Le producteur de jeux de jambes de Chicago, Heavee, a d'abord acquis le goût de la musique dance à travers les dessins animés et les jeux vidéo. Dans une interview, il a cité les partitions chargées de breakbeat de Les Powerpuff Girls et L'avenir de la radio Jet Set comme son introduction à la musique électronique. Certains de ses premiers morceaux qu'il a produits sur une Playstation 2, en utilisant L'usine numérique Hitz de Funkmaster Flex. Sur son premier album de 2018 avec le collectif Teklife, les arrangements de synthé luxuriants et nostalgiques de Heavee distinguent son style du son plus minimaliste de ses pairs, et de celui de 2022. Assaut audio EP, sur Hyperdub, faisait encore plus clairement allusion aux sons de sa jeunesse, en utilisant des mélodies étranges et des échantillons 16 bits pour imiter l'atmosphère des combats de boss.
Le premier album de Heavee pour Hyperdub, Libérez, est en grande partie une étude de conception sonore, explorant d'étranges textures métalliques, du kitsch new-age et des progressions d'accords de club vintage. « Ouvrir! » s'ouvre sur des tons de basse noueux qui ressemblent aux grognements d'une bête de haut niveau dans un jeu de rôle, accompagnés uniquement d'impulsions parasites bourdonnantes. C'est une intro profondément troublante (surtout pour un morceau inséré si tôt dans un disque de danse), mais la patience de Heavee porte ses fruits lorsque les éléments se fondent enfin dans un rythme. Le résultat établit un équilibre entre le collage sonore progressif de Hausu Mountain et les expérimentations les plus purement percussives de SOPHIE ; c'est un nid de guêpes composé de bourdonnements entrecroisés, de battements agités et de gazouillis d'insectoïdes. « Whiplash » est une reconstruction tout aussi industrielle du jeu de jambes : autour d’ordres étourdis et aigus pour « faire l’imbécile avec », Heavee martèle comme s’il érigeait un échafaudage en toile de fond. C'est comme danser car le club se construit encore autour de vous.
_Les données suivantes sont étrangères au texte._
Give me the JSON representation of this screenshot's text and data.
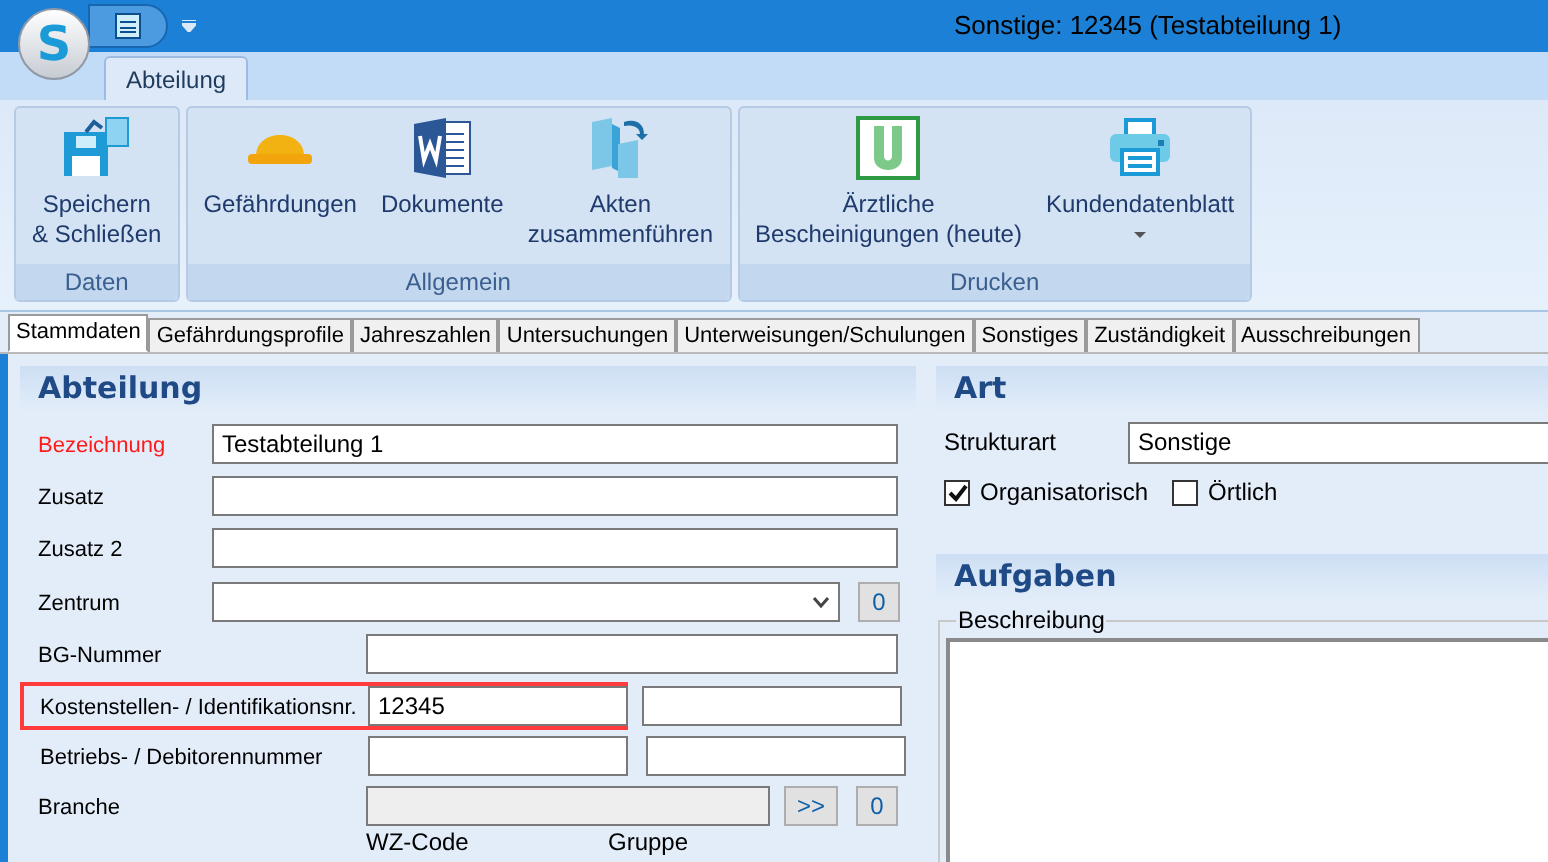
{
  "app": {
    "logo_letter": "S"
  },
  "window": {
    "title": "Sonstige: 12345 (Testabteilung 1)"
  },
  "ribbon_tabs": [
    {
      "label": "Abteilung",
      "selected": true
    }
  ],
  "ribbon_groups": [
    {
      "label": "Daten",
      "buttons": [
        {
          "kind": "save",
          "lines": [
            "Speichern",
            "& Schließen"
          ],
          "dropdown": false
        }
      ]
    },
    {
      "label": "Allgemein",
      "buttons": [
        {
          "kind": "helmet",
          "lines": [
            "Gefährdungen"
          ],
          "dropdown": false
        },
        {
          "kind": "word",
          "lines": [
            "Dokumente"
          ],
          "dropdown": false
        },
        {
          "kind": "merge",
          "lines": [
            "Akten",
            "zusammenführen"
          ],
          "dropdown": false
        }
      ]
    },
    {
      "label": "Drucken",
      "buttons": [
        {
          "kind": "certificate",
          "lines": [
            "Ärztliche",
            "Bescheinigungen (heute)"
          ],
          "dropdown": false
        },
        {
          "kind": "printer",
          "lines": [
            "Kundendatenblatt"
          ],
          "dropdown": true
        }
      ]
    }
  ],
  "tabs": [
    {
      "label": "Stammdaten",
      "selected": true
    },
    {
      "label": "Gefährdungsprofile",
      "selected": false
    },
    {
      "label": "Jahreszahlen",
      "selected": false
    },
    {
      "label": "Untersuchungen",
      "selected": false
    },
    {
      "label": "Unterweisungen/Schulungen",
      "selected": false
    },
    {
      "label": "Sonstiges",
      "selected": false
    },
    {
      "label": "Zuständigkeit",
      "selected": false
    },
    {
      "label": "Ausschreibungen",
      "selected": false
    }
  ],
  "abteilung": {
    "title": "Abteilung",
    "rows": [
      {
        "kind": "wide",
        "label": "Bezeichnung",
        "required": true,
        "value": "Testabteilung 1"
      },
      {
        "kind": "wide",
        "label": "Zusatz",
        "required": false
      },
      {
        "kind": "wide",
        "label": "Zusatz 2",
        "required": false
      },
      {
        "kind": "combo",
        "label": "Zentrum",
        "required": false,
        "count": "0"
      },
      {
        "kind": "single",
        "label": "BG-Nummer",
        "required": false
      },
      {
        "kind": "pair",
        "label": "Kostenstellen- / Identifikationsnr.",
        "required": false,
        "highlighted": true,
        "value": "12345"
      },
      {
        "kind": "pair",
        "label": "Betriebs- / Debitorennummer",
        "required": false,
        "highlighted": false
      },
      {
        "kind": "picker",
        "label": "Branche",
        "required": false,
        "disabled": true,
        "button": ">>",
        "count": "0"
      }
    ],
    "sublabels": [
      "WZ-Code",
      "Gruppe"
    ]
  },
  "art": {
    "title": "Art",
    "strukturart": {
      "label": "Strukturart",
      "value": "Sonstige"
    },
    "checkboxes": [
      {
        "label": "Organisatorisch",
        "checked": true
      },
      {
        "label": "Örtlich",
        "checked": false
      }
    ]
  },
  "aufgaben": {
    "title": "Aufgaben",
    "group_label": "Beschreibung"
  }
}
Ailleurs, Heavee compense ces coupes épurées par une orchestration baroque. L'ouverture « StarSeeker » est aussi jolie que le jeu de jambes, avec des synthés étincelants rappelant l'IDM des années 90 ; « Smoke Break » fait appel au multi-instrumentiste Takayuka Nakamura pour jouer de la trompette en direct sur des claviers de jazz de rêve. Quelques morceaux évitent complètement la batterie, se concentrant plutôt sur le penchant de Heavee pour les sons des synthés classiques. Avec des morceaux de jeu de jambes plus traditionnels comme « CanUFeelIt » et « WorkMe », faisant référence à Goodie Mob, remplissant l'espace entre les idées les plus extravagantes du producteur, Libérez agit comme une enquête à la fois sur l’histoire du genre et sur celle de l’artiste.